Lien de cause à effet, manifestement : le point presse que devait organiser ce mardi SNCF Réseau – dans le but de présenter les travaux 2020 en Normandie – a été reporté à jeudi. Hervé Morin, président de la Région Normandie, est passé par là, avec un arrêt en gare dimanche à Rouen, se mettant trois heures autour de la table avec les dirigeants régionaux de la SNCF, histoire de faire le point, ou plutôt une mise au point. Dès lundi matin à Rouen, en séance plénière de la Région, il évoque « un service public ferroviaire dont on peut dire qu’il est absolument calamiteux depuis plusieurs semaines... Quand on n’est pas cheminot, ce qu’on constate tous les jours, c’est qu’il y a des trains qui ne marchent pas. Il y a une sorte d’implosion du système ».

Une communication déplorable de la SNCF

Certes, la direction de la SNCF n’est pas responsable de tout. « Nous payons à prix fort la plus longue grève de la SNCF depuis 1945. Elle a profondément désorganisé la maison, et la grève continue encore contrairement au discours officiel, observe Hervé Morin. Quand je dis cela, je ne suis pas en train de juger la grève d’ailleurs... Mais nous payons à prix fort une maintenance qui a été dégradée pendant la période des grèves et qui, aujourd’hui, nous conduit à avoir plus de pannes qu’hier ».

La même SNCF n’est pas exempte de reproche : « Nous payons à prix fort le sous-investissement sur le réseau ferroviaire depuis des décennies et nous payons enfin à prix fort du matériel complètement à bout de souffle, avec des locomotives dont certaines ont plus de cinquante ans d’âge ».

Hervé Morin trouve déplorable la communication de la SNCF.

« Quand on dit aux usagers, pour justifier l’annulation d’un train, que “les conditions techniques ne sont pas réunies”, c’est insupportable. Je réclame donc tout simplement que la SNCF parle franchement aux voyageurs, en leur indiquant ce qu’il en est réellement en cas de problème, en prenant les devants si elle sait que tel ou tel train ne partira pas ou n’aura pas la configuration prévue, comme elle sait très bien le faire les jours de grève. Là, il n’y a pas de surprise, et on ne prend pas les gens pour des idiots ».

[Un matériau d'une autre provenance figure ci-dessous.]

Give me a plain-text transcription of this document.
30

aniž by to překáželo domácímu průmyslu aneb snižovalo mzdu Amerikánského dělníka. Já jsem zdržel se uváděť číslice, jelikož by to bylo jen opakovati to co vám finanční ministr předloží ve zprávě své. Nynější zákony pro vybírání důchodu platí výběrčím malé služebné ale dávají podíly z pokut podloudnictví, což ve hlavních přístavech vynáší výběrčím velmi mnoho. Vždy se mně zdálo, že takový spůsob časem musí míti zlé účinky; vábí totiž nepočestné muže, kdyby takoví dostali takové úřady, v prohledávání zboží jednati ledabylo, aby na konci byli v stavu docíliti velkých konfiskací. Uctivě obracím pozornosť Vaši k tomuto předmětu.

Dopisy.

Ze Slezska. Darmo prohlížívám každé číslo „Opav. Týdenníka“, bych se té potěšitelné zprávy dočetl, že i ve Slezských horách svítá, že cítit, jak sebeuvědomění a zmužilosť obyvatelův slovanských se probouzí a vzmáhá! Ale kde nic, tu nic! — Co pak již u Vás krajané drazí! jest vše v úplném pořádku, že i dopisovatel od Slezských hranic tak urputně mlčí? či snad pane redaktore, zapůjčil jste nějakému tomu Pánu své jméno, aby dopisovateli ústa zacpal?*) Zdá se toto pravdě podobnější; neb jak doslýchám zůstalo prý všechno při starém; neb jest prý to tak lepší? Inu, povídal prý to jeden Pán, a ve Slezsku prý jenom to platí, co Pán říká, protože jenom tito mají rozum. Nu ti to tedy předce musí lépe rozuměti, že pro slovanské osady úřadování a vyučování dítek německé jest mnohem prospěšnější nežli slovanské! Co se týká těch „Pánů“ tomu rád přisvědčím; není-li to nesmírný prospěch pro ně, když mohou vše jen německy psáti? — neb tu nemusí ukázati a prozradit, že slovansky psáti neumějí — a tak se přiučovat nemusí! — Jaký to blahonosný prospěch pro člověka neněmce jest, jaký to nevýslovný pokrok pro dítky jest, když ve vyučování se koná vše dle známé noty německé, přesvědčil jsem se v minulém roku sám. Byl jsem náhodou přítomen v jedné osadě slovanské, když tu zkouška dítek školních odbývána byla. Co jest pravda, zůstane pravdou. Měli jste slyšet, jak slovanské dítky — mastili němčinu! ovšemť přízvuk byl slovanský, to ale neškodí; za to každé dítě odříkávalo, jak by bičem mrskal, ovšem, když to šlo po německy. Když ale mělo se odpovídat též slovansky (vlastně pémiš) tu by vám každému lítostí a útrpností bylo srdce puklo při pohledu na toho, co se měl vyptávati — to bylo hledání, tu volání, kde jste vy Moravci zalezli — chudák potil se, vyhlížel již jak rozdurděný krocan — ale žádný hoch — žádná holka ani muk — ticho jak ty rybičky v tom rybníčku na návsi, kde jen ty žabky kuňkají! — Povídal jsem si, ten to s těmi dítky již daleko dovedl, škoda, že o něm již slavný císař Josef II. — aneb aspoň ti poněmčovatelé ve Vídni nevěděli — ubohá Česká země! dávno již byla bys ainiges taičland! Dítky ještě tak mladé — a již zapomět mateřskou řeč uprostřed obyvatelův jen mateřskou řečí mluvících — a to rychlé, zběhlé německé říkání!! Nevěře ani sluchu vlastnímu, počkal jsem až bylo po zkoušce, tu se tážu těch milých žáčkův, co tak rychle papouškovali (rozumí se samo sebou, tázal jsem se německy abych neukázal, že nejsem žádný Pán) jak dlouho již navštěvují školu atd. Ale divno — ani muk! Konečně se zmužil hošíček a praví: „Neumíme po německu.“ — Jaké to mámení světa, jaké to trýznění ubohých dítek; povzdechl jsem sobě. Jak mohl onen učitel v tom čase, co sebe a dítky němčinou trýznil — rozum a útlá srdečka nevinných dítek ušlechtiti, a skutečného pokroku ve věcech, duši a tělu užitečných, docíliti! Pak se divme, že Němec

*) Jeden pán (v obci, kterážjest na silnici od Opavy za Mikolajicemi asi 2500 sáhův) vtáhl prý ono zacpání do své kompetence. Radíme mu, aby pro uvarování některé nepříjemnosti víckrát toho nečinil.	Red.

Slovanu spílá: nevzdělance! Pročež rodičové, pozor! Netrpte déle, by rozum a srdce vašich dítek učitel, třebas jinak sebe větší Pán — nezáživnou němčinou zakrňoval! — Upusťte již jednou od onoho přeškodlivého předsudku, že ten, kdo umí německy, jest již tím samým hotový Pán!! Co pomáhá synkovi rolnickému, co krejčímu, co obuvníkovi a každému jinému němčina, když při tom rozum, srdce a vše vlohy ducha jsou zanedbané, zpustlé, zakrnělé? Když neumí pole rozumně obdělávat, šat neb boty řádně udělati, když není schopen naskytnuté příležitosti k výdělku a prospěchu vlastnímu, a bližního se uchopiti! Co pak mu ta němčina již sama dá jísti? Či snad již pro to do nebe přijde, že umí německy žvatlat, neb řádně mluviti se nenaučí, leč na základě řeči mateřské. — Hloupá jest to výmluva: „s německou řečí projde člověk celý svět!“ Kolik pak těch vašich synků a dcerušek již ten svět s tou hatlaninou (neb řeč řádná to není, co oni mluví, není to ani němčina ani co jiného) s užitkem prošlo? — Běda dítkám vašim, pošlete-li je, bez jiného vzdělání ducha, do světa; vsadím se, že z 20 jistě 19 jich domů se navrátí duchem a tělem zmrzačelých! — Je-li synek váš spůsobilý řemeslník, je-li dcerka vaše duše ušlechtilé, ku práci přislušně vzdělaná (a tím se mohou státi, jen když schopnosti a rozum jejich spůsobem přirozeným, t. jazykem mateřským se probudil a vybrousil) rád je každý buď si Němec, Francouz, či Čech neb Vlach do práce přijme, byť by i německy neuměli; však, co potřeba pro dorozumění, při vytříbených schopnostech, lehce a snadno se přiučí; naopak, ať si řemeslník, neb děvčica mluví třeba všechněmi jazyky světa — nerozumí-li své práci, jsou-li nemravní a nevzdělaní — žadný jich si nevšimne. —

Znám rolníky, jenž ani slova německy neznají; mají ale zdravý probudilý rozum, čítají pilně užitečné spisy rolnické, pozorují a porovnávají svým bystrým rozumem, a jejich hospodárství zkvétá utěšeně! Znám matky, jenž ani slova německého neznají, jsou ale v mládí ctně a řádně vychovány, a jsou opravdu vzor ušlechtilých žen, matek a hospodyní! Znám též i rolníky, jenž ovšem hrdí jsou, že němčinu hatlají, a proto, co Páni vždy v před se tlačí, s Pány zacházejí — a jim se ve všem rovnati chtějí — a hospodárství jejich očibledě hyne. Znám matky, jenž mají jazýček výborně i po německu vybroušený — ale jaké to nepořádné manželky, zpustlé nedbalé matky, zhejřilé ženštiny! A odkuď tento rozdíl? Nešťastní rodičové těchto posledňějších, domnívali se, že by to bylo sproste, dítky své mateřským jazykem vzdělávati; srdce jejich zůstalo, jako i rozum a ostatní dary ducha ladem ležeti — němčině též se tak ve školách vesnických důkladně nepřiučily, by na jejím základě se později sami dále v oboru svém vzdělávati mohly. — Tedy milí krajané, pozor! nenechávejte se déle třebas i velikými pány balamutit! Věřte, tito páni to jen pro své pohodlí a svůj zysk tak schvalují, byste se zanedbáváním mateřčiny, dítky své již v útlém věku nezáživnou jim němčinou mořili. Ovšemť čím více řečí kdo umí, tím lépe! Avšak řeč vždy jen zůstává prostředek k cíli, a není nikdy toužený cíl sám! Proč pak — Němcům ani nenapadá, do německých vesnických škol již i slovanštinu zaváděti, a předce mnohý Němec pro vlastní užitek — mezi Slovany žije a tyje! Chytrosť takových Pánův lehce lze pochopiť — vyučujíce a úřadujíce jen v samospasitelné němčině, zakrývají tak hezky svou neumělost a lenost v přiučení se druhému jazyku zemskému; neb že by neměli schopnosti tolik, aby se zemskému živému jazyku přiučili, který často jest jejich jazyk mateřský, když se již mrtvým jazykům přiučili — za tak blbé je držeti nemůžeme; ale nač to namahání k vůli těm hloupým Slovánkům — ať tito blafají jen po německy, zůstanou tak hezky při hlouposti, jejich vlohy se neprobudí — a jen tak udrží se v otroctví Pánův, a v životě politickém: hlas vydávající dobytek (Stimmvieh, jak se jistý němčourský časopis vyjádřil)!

Faut-il espérer malgré tout ? Hervé Morin affiche son optimisme.

« Je dis aujourd’hui aux dizaines de milliers de Normands qui galèrent sur les quais qu’ils vont progressivement voyager dans des trains neufs et non plus dans des rames pourries tirées par des locomotives qui tombent régulièrement en panne. Je dis aux dizaines de milliers de voyageurs normands que ces trains seront désormais entretenus à Sotteville-lès-Rouen, en Normandie, pour pouvoir échapper à l’embouteillage des centres de maintenance franciliens. Je dis enfin aux dizaines de milliers de voyageurs normands, qui se sentent mal informés, qu’ils disposeront d’ici un an d’un outil numérique nouveau capable de leur proposer en temps réel les meilleures solutions de transports, trains, cars ou covoiturage, d’un point à un autre de la Normandie ».

Le président de Région, en contact avec le constructeur des trains Omneo, Bombardier, sait que les mouvements de grève ont également affecté les ateliers nordistes, avec globalement un mois de retard sur la livraison des matériels. « Mais à partir de mai, au gré des livraisons chaque mois, on aura sept à huit rames Omneo en service, sur les quarante commandées », rassure Hervé Morin.

Sauf que ces rames se heurteront au nœud mantois, ce goulet d’étranglement incontournable, rencontre des trains normands et franciliens. « Pas d’amélioration en vue avant 2024, reconnaît le président, le temps que les travaux sur les lignes, notamment pour Éole, soit réalisés ». Le projet Éole transformera l’actuelle ligne J5 (Mantes-la-Jolie–Paris via Poissy) en nouveau RER E permettant de se déplacer d’est en ouest avec beaucoup plus de facilité. Une fois terminée, cette ligne doit libérer Mantes, grâce notamment à un viaduc.